Письма Сулера из Крутиц к Толстым пропали. Его дни, слагающиеся в месяцы, следят Толстые-дети и сам Лев Николаевич. Он пишет Евгению Иванову: «Жаль, что вы не посетили сейчас страдающего Сулержицкого. Я на днях был у него и поражен простотой, спокойствием и благодушием. У него настоящий внутренний переворот, ему хорошо везде». Татьяна Львовна приносит в госпиталь запах свежего снега и тонких духов. Подъезжает к казарменной стене, она же церковно-монастырская. Ведь Крутицы — древнейшая епархия, резиденция — подворье епископов Сарских и Подонских. Богато подворье, крепки стены с зубцами. За стенами храмы, кельи, погреба, склады, темницы. Здесь содержали в семнадцатом веке неистовцев — Никоновых противников. Протопопа Аввакума, Феодосию Морозову. В то же время построены были дивные палаты, небольшие, покрытые изразцами нежнейших оттенков с прорезными колонками по оконницам, с легкими гребнями кровли над переливом изразцов, над двумя арками — воротами. Перенести теремок в любой город, хоть в готическую Европу, хоть на изгиб венецианского канала, или разобрать по кирпичику, перевезти в Америку или во владения австралийского миллиардера — он везде встал бы чудом, размером и гармонией равный малым храмам Парфенона. Но теремок никуда не увозили, а поодаль и в 2000-х годах слышны сигналы военного горна и топот сапог на старом плаце. Крутицкие казармы все существуют, почти такие же, с тою же сыростью от реки, которая прохватывала молодого Герцена, ожидавшего здесь ссылки во времена Николая Первого, и Сулержицкого, ожидавшего результатов «психиатрической экспертизы» в год коронации Николая Второго.

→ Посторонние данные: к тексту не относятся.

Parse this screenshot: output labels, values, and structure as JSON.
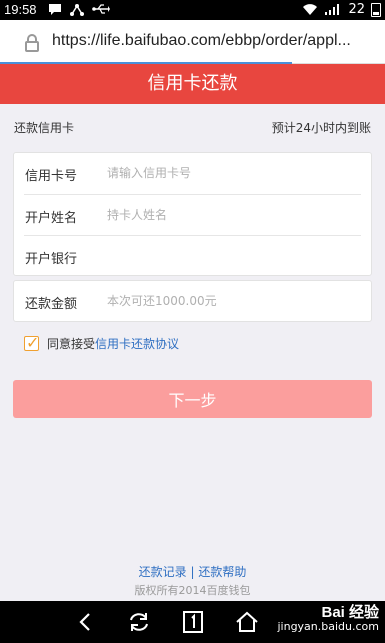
{
  "status": {
    "time": "19:58",
    "battery": "22"
  },
  "browser": {
    "url": "https://life.baifubao.com/ebbp/order/appl..."
  },
  "header": {
    "title": "信用卡还款"
  },
  "info": {
    "left": "还款信用卡",
    "right": "预计24小时内到账"
  },
  "form": {
    "card_number": {
      "label": "信用卡号",
      "placeholder": "请输入信用卡号"
    },
    "holder_name": {
      "label": "开户姓名",
      "placeholder": "持卡人姓名"
    },
    "bank": {
      "label": "开户银行",
      "placeholder": ""
    },
    "amount": {
      "label": "还款金额",
      "placeholder": "本次可还1000.00元"
    }
  },
  "agreement": {
    "prefix": "同意接受",
    "link": "信用卡还款协议",
    "checked": true
  },
  "next_button": "下一步",
  "footer": {
    "link1": "还款记录",
    "separator": "|",
    "link2": "还款帮助",
    "copyright": "版权所有2014百度钱包"
  },
  "watermark": {
    "brand": "Bai 经验",
    "site": "jingyan.baidu.com"
  },
  "colors": {
    "header": "#e8463f",
    "button": "#fb9e9d",
    "link": "#2f6fc2",
    "checkbox": "#f0a030"
  }
}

Татьяна Львовна «вошла к Сулеру с вытянутым лицом, не зная, что говорить, как утешить. Но как только я его увидела — мое настроение тотчас изменилось. Он был такой же веселый и жизнерадостный, как всегда, и мы через две минуты болтали с ним, так же свободно, как будто мы находились в нашей старой любимой школе или в хамовническом доме.

Он, смеясь, показал мне, как он сделал из своего больничного халата, который был ему длинен, нарядный пиджак, подколов его английскими булавками, и скоро тюремные стены услыхали непривычный для них веселый искренний смех».

Кругом, в общих палатах, в одиночках, сидели, бегали из угла в угол, читали, лежали лицом к стене люди в таких же застиранных халатах, а сверху доносились крики, иногда — вой. Там — буйное отделение. Может, служитель бьет буйного, или больного закатывают в смирительную рубаху. В камере-палате все привинчено к полу: кровать, столик, два стула, зарешечено окошко, лампа в жестяном футляре с прорезями. Если пациент смирен — его выпускают на прогулки, в столовую (жестяная миска, ложка, кружка; ножей-вилок не положено). Возле Сулера круг людей. Он пишет письма от имени пациентов и служителей в деревни, города, городки, местечки. Читает и комментирует письма полученные. Один парень попросил написать домой, но оказалось, что он не помнит ни имен, ни адреса. Помнит только, что жил в Саратовской губернии.